The US Food and Drug Administration (FDA) has approved the marketing of a new lab test used with flow cytometry to aid in the detection of several hematologic malignancies-including acute and chronic leukemias, myelodysplastic syndromes, myeloproliferative neoplasms, multiple myeloma, and non-Hodgkin lymphoma.

The new test, ClearLLab Reagents (T1, T2, B1, B2, M), can detect cancerous cells in the blood, bone marrow, and lymph nodes-and uses fluorescent dyes to mark cell-surface proteins for further analysis with flow cytometry-providing laboratories information about what type of blood cancer is present.

“This represents a major step forward for the hematology-oncology community,” said Alberto Gutierrez, PhD, director of the Office of In Vitro Diagnostics and Radiological Health in the FDA’s Center for Devices and Radiological Health, in a press release. “Laboratories and health care professionals now have access to an FDA-validated test that provides consistent results to aid in the diagnoses of these serious cancers.”

The approval of the test was based on a study that compared the test’s results to current methods of cancer detection.

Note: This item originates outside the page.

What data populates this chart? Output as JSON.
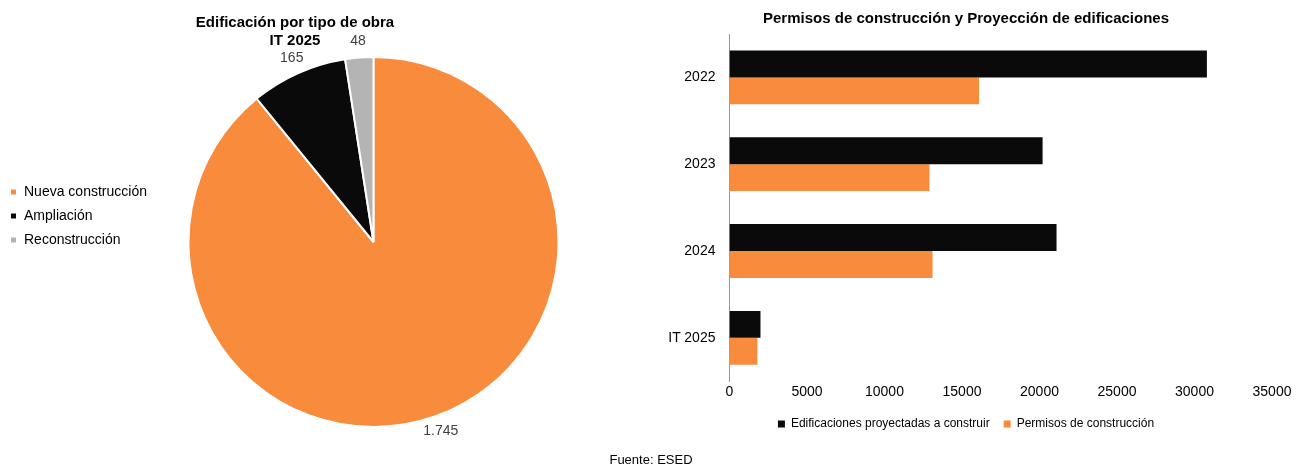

The study was conducted on 279 samples at four, independent sites and showed that the results of the test aligned with each study site’s final diagnosis 93.4% of the time and detected the presence of cancer 84.2% of the time.

The FDA notes that a trained professional must review the results of the test.

Along with this authorization, the FDA will establish special controls to clarify the FDA’s expectations in assuring that the test is reliable, accurate, and clinically relevant.

These special controls are intended for ClearLLab Reagents and other tests used in the diagnosis of hematologic malignancies. The special controls also detail the best regulatory pathway for future developers of similar diagnostic tests for hematologic malignancies.